(Headline USA) North Carolina election officials removed former White House chief of staff Mark Meadows from the state’s voter rolls this week following a partisan investigation into whether the Republican committed election fraud.
Meadows was accused of illegally voting in North Carolina during the 2020 election by listing a mobile home in Scaly Mountain as his main address despite living full-time in Virginia.
“What I found was that he was also registered in the state of Virginia. And he voted in a 2021 election. The last election he voted in Macon County was in 2020,” Macon County Board of Elections Director Melanie Thibault said.
Thibault said she removed Meadows from the voter rolls, citing General Statute 163-57, which says, “If a person goes into another state, county, municipality, precinct, ward, or other election district, or into the District of Colombia, and while there exercises the right of a citizen by voting in an election, that person shall be considered to have lost residence in that State, county, municipality, precinct, ward, or other election district from which that person removed.”

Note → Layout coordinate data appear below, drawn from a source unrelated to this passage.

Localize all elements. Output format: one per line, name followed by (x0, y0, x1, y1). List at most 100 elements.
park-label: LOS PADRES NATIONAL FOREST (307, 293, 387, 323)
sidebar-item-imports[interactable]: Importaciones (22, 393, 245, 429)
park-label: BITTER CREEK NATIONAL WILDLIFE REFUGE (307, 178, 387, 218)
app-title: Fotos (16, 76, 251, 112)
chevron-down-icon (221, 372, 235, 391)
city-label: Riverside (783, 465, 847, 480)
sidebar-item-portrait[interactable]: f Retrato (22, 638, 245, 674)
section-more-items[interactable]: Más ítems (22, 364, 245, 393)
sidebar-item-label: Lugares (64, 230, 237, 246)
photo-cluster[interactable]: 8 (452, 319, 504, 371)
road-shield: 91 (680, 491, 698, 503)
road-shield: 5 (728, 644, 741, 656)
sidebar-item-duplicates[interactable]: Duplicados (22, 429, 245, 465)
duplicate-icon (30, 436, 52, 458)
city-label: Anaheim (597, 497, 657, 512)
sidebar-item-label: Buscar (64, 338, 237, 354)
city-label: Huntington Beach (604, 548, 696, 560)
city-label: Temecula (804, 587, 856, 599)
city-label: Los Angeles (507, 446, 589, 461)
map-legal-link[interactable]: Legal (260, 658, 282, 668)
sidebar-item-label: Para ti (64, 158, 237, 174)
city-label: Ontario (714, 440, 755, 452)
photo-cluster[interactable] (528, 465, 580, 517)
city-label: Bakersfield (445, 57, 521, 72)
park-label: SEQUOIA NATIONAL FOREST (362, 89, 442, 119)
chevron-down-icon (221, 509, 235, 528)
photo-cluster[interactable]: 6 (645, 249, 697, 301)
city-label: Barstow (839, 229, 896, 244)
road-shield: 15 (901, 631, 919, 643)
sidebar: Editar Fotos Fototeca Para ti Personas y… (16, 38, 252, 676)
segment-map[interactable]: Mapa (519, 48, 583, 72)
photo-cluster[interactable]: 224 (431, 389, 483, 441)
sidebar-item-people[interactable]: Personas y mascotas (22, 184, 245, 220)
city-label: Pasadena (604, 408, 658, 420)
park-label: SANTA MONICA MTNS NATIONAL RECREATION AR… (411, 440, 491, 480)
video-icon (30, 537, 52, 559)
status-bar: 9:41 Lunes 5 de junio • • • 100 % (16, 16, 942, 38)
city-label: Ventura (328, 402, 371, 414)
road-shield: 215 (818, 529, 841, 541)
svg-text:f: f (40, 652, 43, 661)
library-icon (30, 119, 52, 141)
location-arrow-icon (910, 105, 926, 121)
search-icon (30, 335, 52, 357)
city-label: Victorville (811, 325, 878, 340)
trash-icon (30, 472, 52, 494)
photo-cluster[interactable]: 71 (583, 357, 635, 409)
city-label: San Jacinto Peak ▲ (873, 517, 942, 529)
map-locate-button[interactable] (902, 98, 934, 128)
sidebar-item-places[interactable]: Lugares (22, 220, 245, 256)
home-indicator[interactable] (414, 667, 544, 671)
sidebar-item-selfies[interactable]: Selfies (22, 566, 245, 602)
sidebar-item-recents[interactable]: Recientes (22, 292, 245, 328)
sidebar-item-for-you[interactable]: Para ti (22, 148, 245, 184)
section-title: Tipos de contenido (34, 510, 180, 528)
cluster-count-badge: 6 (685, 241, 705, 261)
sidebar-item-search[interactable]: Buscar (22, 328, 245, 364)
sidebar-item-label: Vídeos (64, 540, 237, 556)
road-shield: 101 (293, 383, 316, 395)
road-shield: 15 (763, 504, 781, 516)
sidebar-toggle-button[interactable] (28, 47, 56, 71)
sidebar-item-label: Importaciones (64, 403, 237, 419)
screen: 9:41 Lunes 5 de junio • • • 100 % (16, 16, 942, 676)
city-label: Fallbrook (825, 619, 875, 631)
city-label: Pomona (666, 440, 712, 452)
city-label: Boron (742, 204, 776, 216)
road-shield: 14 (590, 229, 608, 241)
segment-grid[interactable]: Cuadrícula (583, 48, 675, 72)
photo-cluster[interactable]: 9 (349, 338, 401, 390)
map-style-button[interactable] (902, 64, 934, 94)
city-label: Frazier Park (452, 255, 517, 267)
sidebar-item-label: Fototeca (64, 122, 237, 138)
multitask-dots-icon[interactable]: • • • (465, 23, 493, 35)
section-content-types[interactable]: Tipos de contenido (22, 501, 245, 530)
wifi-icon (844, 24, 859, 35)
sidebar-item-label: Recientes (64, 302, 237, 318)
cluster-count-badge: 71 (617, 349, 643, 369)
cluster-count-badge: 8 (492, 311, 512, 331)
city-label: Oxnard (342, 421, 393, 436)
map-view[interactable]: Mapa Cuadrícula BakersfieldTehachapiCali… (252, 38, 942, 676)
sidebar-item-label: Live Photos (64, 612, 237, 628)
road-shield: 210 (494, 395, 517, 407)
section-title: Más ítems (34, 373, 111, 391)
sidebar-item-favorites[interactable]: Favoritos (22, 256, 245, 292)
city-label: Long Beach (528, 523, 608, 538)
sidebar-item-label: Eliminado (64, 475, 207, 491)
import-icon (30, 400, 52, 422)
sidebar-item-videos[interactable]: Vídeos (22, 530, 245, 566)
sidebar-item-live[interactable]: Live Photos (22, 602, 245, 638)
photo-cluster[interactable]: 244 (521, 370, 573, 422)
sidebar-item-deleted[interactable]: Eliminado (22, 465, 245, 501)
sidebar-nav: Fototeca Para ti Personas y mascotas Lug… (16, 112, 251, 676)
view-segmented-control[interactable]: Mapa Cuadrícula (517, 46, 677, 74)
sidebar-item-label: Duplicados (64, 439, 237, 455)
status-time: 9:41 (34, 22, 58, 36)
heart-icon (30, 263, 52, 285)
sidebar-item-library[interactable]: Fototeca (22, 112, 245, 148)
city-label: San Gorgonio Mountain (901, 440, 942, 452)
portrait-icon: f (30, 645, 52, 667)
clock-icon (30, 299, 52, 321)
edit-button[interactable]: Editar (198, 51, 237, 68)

Thibault said Virginia records show that when Meadows registered in that state, he did not include information about his North Carolina registration.
He also reportedly voted absentee in the 2020 election, and requested that his North Carolina ballot be sent to Alexandria, Virginia, where he and his wife currently live.
Meadows’s wife, Debra, remains registered in North Carolina.
Potential problems with Meadows’s voter registration during the 2020 election were first reported by the New Yorker earlier this month after they interviewed the owner of the mobile home listed by the Meadows. The owner alleged that Meadows “never spent a night down there,” and that Meadows’s wife had only spent one or two nights in the home.
Meadows has not commented on the allegations.